Conheço o Meu Lugar – Belchior

Dando continuidade aos estudos em “tentar entender” as músicas do Belchior, hoje vamos tentar “decifrar” a letra da canção “Conheço o Meu Lugar” do LP Vinil “Era uma Vez um Homem e Seu Tempo”, título que inclusive é uma frase de um dos estrofes da letra da música, gravado em 1979.

Essa música, nada mais é, que um recado que o nosso poeta manda aos “brasileiros” que discriminam o nordestino. Pena que, no geral, a maioria desses “brasileiros” não possuem intelecto suficiente para entender o recado e, de repente, algumas delas até ouvem a música e até gostam, sem saber que a letra é um puxão de orelha que o Belchior está dando nela.

A letra começa perguntando o que um homem comum pode fazer, senão criar o seu próprio momento (instante) a partir dele mesmo e, ignorando os pensamentos maldosos e discriminação das pessoas. Enquanto que, na canção “Fotografia 3 x 4” ele fala pro Caetano Veloso: “Veloso, o sol não é tão bonito pra quem vem do norte e vai viver na rua”. Pura verdade! Belchior passou maus bocados em São Paulo até conseguir falar com o pessoal da gravadora. A discriminação do baixinho, narigudo, cabeçudo e ainda por cima nordestino não veio de fora pra dentro, mas de dentro pra fora. Pois, começava com o chá-de-cadeira que ele levava na gravadora pra, na noite, dormir no banco da praça (na rua).

Então, quando ele coloca:

“O que é que pode fazer o homem comum
Neste presente instante, senão sangrar?
Tentar inaugurar a vida comovida
Inteiramente livre e triunfante?”

Ele mostra que basta se dar uma injeção de ânimo para não perder a luta. Porque, apesar de ser um homem comum, e a única arma (ou saúde máxima) que ele tem é a sua voz.

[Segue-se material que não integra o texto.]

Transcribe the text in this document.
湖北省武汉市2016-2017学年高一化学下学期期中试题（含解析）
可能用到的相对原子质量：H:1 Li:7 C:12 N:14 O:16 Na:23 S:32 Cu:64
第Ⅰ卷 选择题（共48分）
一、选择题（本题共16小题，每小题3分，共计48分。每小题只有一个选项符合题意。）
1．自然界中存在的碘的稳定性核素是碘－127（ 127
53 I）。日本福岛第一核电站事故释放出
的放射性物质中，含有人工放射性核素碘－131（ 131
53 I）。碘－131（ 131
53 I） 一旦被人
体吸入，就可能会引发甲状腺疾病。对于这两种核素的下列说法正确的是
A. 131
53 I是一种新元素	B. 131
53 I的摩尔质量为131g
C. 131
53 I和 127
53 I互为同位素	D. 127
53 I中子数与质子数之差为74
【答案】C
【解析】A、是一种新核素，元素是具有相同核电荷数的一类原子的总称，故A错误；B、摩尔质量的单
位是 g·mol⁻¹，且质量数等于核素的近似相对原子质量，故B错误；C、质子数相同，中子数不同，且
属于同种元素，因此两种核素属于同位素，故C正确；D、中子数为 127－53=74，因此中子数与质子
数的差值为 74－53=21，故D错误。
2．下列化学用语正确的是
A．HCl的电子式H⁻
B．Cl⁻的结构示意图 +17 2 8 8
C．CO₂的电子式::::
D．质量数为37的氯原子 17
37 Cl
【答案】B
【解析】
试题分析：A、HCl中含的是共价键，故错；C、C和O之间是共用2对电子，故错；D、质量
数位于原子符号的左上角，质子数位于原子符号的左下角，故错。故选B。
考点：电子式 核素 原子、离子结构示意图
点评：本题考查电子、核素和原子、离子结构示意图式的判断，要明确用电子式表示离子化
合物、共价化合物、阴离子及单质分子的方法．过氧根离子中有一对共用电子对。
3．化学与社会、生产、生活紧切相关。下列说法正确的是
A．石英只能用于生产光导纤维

“O que é que eu posso fazer
Com a minha juventude
Quando a máxima saúde hoje
É pretender usar a voz?

E, apesar de ser um simples jovem cantador de porão, que é tratado como um cão de rua, que as pessoas fazem carinho aos olhares dos outros, mas à noite, longe dos olhares, trata-o aos pontapés.

“O que é que eu posso fazer
Um simples cantador das coisas do porão?
Deus fez os cães da rua pra morder vocês
Que sob a luz da lua
Os tratam como gente – é claro! – aos pontapés”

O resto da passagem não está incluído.